The implementation of Islam as the way of life is
consistently applied in any aspect of life for the
achievement of a good life order (QS An-Nahl: 97)
and the denial will only create a bad order, both for
life in the world and in the hereafter (QS Thahaa: 124
-126)
(Muhammad Syafi`i Antonio, 2001). HR.
Muslim no. 782, from Aisyah r.a, the Prophet SAW
said, "O people, do practice according to your
abilities. Because God is not bored until you feel
bored. (Know that) God's most beloved practice is a
little continuous practice.”
4 CONCLUSION
The regulations on the principle of mudharabah
under the law Number 21 of 2008 on Sharia Banking
in Indonesia, as it turns out, find that there are
inconsitent (istiqamah) stipulations and non-kaffah,
that is between the norms found under the
Explanation of Article 19 paragraph (1) letter b and c
with the norms found under the Explanation of
Article 3 on kaffah and istiqamah principle.

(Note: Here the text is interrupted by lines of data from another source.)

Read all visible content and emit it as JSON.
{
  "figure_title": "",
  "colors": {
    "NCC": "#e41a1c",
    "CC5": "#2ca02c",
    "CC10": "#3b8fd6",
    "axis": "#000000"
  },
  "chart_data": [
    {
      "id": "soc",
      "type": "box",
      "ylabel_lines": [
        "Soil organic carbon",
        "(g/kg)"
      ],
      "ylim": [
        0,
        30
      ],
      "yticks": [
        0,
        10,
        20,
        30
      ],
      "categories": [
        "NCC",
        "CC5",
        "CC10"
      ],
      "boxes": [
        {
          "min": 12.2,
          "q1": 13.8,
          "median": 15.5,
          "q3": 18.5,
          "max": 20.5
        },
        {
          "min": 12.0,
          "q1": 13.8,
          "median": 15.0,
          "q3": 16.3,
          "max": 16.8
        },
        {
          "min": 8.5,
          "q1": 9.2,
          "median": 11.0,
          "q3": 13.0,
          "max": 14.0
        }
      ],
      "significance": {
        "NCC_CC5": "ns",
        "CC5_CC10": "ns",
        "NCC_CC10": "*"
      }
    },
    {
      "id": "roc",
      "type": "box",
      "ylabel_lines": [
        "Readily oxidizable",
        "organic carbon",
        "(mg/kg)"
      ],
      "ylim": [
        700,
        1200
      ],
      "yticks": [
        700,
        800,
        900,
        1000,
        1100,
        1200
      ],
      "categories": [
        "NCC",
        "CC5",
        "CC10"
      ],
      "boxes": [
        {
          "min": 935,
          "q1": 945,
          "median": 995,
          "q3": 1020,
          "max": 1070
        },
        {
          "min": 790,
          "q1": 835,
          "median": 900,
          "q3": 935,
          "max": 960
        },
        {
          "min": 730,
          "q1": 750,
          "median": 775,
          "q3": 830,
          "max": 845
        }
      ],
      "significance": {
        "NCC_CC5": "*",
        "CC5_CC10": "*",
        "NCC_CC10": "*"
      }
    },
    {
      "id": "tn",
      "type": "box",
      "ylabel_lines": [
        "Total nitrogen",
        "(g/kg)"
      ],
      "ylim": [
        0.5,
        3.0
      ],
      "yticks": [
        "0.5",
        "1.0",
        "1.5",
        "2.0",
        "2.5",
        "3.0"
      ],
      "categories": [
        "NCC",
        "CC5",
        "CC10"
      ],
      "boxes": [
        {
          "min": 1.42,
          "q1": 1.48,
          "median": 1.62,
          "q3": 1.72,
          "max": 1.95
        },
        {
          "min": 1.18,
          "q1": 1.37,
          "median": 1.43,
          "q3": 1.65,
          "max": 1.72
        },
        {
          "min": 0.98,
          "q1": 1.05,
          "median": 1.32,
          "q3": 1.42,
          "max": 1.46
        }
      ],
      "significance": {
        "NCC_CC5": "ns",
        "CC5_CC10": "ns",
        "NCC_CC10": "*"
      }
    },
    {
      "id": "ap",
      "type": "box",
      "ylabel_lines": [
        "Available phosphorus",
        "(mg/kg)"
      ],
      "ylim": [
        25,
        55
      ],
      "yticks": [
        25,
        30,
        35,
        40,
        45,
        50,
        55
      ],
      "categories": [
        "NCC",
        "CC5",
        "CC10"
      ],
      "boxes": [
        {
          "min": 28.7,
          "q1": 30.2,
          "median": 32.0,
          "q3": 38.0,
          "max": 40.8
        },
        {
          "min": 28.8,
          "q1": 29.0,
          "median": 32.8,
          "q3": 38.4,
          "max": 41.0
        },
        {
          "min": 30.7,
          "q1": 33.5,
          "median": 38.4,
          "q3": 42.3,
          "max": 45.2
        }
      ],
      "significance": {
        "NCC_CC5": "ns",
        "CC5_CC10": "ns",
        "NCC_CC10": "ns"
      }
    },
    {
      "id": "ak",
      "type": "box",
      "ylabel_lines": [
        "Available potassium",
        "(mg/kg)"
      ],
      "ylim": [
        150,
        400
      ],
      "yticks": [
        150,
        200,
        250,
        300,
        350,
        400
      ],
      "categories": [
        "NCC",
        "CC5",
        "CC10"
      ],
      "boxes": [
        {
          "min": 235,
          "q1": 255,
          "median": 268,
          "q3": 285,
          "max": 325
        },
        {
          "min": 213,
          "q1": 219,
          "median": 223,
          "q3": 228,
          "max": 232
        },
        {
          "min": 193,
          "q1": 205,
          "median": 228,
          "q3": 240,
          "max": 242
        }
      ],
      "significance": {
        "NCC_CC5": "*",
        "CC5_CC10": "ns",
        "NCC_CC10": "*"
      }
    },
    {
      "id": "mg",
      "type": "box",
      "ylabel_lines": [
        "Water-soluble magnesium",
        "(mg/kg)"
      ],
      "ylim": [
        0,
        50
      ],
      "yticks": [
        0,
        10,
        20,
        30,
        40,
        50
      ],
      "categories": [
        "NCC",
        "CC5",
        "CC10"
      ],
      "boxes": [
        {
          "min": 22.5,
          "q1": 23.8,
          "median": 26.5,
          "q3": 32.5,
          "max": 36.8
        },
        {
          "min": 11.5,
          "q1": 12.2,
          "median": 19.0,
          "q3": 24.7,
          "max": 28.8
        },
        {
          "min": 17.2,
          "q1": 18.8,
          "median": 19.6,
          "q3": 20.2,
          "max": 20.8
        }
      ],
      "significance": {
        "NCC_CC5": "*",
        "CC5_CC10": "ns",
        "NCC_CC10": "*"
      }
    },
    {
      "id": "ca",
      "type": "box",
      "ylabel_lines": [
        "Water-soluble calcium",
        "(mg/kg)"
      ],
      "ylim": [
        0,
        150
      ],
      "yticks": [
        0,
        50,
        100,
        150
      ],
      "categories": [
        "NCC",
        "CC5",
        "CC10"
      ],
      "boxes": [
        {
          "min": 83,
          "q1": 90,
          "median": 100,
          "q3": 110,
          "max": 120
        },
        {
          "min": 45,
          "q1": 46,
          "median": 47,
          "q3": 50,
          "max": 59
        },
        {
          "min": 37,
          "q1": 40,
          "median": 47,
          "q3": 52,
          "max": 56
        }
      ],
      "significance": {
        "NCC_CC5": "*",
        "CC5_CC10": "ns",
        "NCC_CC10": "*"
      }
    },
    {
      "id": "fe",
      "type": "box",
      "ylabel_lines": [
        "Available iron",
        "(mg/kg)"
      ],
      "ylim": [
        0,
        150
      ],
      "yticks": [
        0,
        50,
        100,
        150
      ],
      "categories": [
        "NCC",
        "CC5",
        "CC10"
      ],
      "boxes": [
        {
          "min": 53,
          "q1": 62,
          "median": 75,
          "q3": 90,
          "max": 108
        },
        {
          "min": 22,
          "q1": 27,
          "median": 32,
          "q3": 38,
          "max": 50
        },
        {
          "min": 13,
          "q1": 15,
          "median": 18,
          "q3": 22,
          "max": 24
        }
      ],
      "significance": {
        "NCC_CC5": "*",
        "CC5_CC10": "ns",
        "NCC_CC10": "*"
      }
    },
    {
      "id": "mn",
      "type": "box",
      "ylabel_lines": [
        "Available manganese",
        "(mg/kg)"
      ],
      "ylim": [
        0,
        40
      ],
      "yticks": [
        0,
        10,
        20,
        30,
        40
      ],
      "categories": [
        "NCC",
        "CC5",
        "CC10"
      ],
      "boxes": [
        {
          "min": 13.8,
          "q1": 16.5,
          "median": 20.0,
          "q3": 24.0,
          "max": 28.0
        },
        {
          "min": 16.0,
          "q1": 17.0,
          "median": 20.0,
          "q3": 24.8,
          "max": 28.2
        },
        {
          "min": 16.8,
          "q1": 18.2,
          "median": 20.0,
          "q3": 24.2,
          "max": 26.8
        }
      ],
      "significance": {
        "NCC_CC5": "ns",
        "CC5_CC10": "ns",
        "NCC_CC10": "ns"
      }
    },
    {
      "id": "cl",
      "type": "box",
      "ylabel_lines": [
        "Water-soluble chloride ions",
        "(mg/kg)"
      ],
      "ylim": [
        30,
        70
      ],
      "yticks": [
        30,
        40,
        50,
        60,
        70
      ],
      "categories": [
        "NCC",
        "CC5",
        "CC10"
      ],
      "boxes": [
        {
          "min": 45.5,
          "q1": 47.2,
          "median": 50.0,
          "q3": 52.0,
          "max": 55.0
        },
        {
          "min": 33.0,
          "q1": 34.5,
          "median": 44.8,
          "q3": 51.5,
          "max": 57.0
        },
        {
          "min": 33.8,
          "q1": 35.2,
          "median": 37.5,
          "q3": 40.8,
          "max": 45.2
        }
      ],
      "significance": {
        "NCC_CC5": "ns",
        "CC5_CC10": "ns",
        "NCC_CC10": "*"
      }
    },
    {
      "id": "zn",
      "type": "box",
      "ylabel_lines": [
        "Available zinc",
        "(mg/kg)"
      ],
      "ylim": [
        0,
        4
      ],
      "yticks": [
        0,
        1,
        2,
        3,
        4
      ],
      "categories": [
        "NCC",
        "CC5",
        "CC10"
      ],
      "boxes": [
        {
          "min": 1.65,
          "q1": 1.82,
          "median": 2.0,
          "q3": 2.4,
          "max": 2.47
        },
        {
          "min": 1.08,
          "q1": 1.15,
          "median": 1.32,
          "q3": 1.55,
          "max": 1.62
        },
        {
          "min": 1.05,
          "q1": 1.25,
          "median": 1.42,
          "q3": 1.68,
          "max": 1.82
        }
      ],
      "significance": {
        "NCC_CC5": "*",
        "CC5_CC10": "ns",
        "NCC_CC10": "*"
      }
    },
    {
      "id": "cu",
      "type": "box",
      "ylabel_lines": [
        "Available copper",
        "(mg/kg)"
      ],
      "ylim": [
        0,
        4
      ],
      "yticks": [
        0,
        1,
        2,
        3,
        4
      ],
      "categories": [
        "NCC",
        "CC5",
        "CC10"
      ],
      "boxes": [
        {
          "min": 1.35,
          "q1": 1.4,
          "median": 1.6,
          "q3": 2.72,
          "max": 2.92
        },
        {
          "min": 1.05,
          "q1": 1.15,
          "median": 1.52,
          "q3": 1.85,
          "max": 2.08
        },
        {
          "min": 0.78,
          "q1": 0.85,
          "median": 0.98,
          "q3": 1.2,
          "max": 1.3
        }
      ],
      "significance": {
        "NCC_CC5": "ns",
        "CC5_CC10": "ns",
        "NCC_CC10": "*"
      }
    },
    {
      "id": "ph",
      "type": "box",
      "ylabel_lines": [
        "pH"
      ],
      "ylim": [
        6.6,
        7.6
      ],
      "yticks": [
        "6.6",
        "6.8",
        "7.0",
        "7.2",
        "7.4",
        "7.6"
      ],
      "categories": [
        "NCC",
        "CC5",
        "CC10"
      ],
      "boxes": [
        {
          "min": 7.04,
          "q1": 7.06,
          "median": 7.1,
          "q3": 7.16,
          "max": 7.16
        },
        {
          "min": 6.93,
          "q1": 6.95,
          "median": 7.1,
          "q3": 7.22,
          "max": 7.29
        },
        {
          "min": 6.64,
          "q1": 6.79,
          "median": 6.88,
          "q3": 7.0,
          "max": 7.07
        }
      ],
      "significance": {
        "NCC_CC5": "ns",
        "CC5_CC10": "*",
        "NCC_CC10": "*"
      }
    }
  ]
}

Inconsistency in regulations will lead to legal
uncertainty and the effort of establishing sharia
compliance as mandated under the Sharia Banking
Act is difficult to implement in Indonesia. Certainly,
it will be unjustice for customer who wants to
implement sharia clearly and get advantage fairly.
The concept of mudharabah has a positive value,
which is a fair equality among owners of capital and
managers, as well as the equal responsibility in taking
the risk. Judicial review is necessary for the
Explanation of Article 19 paragraph (1) letter b of
Sharia Banking Act on the relation of mudharabah
with kaffah and istiqomah principles.